When asked by O’Neil about advice he would give to college students, Peck said the best advice he could give is to be yourself, take risks, believe in yourself, get over yourself, not worry about what other people are doing or how far ahead they are, and to “find something that makes your soul happy.”

Peck also advised students to “take the next step and keep doing that, just see if you can string together a bunch of days where you’re going toward a goal that makes you excited.”

The conversation carried a light-hearted tone, but moved to subject matter that Elyse Nissley ’21 said had “a maturity that reflected both the age of his audience and his own stage of life.”

Peck also touched on how social media is a platform that can be used for assisting people with performance and arts. “It’s really kind of a special time because you no longer need to go through the gatekeeper,” Peck said.

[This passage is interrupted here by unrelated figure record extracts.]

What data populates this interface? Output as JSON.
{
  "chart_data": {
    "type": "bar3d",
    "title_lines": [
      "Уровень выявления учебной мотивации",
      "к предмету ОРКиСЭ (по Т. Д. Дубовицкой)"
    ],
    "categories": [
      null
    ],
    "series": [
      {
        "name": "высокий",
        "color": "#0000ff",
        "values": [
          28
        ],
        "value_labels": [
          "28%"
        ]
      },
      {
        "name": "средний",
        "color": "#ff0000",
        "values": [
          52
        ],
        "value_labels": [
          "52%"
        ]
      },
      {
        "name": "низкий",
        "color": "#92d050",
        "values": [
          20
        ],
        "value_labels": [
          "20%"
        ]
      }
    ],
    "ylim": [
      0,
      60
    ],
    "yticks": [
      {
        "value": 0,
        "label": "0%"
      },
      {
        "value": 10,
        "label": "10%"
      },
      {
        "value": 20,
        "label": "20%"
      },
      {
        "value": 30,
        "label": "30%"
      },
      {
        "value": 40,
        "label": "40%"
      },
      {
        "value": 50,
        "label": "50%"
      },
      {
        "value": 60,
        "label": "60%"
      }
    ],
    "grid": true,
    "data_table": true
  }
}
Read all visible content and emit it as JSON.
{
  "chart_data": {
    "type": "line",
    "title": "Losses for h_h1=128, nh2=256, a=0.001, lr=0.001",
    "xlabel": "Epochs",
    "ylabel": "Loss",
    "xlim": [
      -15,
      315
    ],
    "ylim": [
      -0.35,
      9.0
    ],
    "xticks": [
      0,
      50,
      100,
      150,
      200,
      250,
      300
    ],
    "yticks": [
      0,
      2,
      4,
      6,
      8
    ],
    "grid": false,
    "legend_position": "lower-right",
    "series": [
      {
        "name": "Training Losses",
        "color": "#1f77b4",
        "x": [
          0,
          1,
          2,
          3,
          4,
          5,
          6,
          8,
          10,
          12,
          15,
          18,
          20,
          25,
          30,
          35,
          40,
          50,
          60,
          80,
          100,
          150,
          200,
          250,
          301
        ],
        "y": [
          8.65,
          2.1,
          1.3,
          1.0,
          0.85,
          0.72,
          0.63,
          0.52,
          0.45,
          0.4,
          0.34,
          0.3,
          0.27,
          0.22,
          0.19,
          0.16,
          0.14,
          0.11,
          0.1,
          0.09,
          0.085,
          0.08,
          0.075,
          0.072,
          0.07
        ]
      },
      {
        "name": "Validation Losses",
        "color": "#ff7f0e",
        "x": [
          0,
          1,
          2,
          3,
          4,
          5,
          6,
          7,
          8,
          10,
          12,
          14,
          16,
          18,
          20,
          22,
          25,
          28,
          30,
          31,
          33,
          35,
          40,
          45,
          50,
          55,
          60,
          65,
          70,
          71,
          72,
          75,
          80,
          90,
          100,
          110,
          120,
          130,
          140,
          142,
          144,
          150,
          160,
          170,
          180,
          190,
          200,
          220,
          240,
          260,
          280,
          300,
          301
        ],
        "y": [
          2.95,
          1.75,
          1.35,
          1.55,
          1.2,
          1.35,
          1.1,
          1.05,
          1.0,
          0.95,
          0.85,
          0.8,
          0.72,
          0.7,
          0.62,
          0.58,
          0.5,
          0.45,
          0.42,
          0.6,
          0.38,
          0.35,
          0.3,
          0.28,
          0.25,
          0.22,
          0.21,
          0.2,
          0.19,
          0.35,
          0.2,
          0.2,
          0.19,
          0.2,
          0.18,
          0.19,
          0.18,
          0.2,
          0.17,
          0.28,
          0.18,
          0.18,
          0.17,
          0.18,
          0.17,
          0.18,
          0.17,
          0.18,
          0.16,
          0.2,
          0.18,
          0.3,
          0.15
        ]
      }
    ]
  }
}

According to Peck, in order to make it in the acting or writing industry in the past, you needed to be in Los Angeles or New York with an agent, but now because of social media people are able to be discovered much more easily. Peck explained that if you’re passionate about something you post, it will find an audience. One of the last pieces of advice Peck gave to students was that it is important to find the answer to the question of “Why does what I do matter?” He used himself as an example, saying that he loves that his comedy gives people a break from their lives.

“I thought it was great how he stayed true to himself as a comedian even though it was a sit-down talk. I liked how he stayed really connected and interactive with the audience,” Emily Taylor ’21 said.

Nissley claimed Peck was “everything I could have hoped for from one of my favorite childhood actors. He brought to the stage the same comedy and charisma that those of us who watched ‘Drake and Josh’ had come to love. It was easy to see that while ‘Drake and Josh’ fans, as well has Peck himself, have grown up, his gift of making people laugh is just as strong as ever.”